Comment by goobatrooba
3 hours ago
Either Google changed the text or you editorialised it a tiny bit - just for all others that got excited, they mean 16GB VRAM. So a premium graphics card requiring a >2500€ device is the minimum to run this.
Still progress, but not quite democratic yet.
Weird though that Google might be cannibalising it's own AI subscription service?
I've bought a laptop for <1500€ that came with 32GB of RAM and an RTX 3080 with 16GB or VRAM. So I don't think >2500€ device is necessary, though I'm certain it would yield better and faster results.

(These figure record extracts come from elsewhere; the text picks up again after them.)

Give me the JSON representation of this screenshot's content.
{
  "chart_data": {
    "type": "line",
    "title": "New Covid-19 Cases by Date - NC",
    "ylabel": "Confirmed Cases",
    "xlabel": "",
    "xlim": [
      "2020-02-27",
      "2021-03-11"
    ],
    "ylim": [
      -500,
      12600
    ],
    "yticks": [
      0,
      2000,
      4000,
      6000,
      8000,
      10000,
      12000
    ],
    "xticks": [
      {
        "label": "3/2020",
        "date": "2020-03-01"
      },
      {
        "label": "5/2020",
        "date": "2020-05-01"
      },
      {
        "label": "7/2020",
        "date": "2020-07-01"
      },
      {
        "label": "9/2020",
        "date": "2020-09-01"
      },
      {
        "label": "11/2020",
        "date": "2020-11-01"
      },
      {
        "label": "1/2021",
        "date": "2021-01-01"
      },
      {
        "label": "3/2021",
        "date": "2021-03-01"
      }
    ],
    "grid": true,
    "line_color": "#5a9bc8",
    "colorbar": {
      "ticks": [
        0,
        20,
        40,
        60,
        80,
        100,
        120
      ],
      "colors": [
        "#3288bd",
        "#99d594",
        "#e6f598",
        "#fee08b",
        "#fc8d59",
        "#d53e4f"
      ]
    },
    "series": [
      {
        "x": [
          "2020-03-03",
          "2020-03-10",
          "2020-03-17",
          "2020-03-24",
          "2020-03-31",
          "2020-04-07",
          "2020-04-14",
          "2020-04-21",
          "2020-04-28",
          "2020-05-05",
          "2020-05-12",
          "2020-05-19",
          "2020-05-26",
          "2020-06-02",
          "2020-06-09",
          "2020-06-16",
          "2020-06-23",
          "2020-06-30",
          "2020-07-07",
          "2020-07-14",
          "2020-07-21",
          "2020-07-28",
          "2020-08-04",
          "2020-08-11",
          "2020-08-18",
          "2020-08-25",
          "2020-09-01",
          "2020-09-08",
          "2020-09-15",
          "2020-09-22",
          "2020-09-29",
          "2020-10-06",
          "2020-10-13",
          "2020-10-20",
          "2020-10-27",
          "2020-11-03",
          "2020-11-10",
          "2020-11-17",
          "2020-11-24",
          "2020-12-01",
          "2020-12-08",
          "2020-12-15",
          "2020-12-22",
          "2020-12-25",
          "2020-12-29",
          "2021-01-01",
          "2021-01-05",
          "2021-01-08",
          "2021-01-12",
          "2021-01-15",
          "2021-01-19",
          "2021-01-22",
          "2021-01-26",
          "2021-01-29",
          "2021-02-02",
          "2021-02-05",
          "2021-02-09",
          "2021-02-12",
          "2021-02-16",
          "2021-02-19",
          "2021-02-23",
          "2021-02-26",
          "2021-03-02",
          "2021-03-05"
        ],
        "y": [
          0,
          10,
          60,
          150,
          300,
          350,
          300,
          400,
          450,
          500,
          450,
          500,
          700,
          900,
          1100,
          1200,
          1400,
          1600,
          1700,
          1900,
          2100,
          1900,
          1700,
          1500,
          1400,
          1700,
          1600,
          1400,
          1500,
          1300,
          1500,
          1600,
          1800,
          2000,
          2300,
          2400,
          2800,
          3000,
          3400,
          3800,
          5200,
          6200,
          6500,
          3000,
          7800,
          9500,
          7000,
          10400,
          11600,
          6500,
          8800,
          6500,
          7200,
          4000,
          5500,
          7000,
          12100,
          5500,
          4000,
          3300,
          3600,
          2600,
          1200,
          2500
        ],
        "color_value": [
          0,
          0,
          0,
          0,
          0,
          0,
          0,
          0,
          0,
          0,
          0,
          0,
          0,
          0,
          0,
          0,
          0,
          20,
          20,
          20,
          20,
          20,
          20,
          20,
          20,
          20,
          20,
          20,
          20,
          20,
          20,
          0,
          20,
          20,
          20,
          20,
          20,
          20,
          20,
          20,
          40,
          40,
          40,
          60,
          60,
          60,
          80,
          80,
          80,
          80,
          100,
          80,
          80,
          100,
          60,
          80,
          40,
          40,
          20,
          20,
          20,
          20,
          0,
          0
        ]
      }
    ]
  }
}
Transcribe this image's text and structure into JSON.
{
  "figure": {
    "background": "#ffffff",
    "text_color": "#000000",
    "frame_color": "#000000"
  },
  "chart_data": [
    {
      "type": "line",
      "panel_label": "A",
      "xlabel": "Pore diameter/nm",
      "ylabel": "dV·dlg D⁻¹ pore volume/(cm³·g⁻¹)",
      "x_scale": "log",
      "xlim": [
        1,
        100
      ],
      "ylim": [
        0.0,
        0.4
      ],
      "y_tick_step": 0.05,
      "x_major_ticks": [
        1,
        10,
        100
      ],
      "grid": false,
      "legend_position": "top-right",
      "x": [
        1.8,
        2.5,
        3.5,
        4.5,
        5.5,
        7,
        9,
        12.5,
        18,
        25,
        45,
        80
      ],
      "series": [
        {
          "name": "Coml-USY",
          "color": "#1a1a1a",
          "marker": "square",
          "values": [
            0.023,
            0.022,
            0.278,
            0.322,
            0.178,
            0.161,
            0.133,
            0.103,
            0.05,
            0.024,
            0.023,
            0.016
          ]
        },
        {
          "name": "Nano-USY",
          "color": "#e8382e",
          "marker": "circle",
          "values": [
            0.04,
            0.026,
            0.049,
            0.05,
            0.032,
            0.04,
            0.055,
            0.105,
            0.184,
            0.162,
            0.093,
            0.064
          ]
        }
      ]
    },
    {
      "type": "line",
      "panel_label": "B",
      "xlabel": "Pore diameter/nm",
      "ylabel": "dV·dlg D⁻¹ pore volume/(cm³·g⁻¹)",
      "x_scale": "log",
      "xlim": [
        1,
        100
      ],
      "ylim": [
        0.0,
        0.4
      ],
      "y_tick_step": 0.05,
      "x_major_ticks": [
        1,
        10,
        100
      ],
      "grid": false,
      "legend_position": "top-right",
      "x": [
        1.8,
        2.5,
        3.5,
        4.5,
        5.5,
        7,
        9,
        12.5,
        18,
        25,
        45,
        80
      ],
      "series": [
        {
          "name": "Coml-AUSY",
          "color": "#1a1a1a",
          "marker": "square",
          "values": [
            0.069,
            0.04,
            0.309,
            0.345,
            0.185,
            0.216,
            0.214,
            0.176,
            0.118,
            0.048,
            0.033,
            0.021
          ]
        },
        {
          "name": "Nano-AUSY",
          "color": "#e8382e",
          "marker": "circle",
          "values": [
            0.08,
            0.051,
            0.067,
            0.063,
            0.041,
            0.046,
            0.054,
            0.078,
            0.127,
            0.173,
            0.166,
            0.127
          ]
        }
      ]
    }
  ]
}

I haven't tried this model yet, but I can run Gemma 31B w/ the MTP drafter in pure CPU at about 10tok/s so this should run at about 20-30tok/s on a decent CPU, it'll probably run at >50tok/s on any Mac that can fit it, and lots of people have a gaming GPU with enough VRAM. In terms of access to hardware being a gate, it's one you can hop pretty easily.
Could you outline how you are running the MTP drafters? I've tried LM Studio but no dice there. I'm probably missing something but I think llama.cpp and Ollama can't do it yet either?
I just build llama.cpp from scratch on the PR that has MTP drafters.
https://github.com/ggml-org/llama.cpp/pull/23398
Please don't use Ollama, it's a bad actor in the OSS community.
3 replies →
I haven't yet pushed the MTP enabled gemma4 12b model for Ollama because in my testing I wasn't getting a performance bump. The other gemma4 MTP models should work OK right now, but there are some fixes we're just about to push. This is specifically for the MLX backend.
1 reply →
can‘t speak to compatibility with this new model, but oMLX supports MTP drafters very well.
1 reply →
Google is an advertising company first and foremost. At some point, these local models have to fit into that umbrella. I don't quite know how yet, but its going to happen.
That being said, the real value in paid plans is that you get ecosystem integration that can read your gmail, photos, docs, and so on.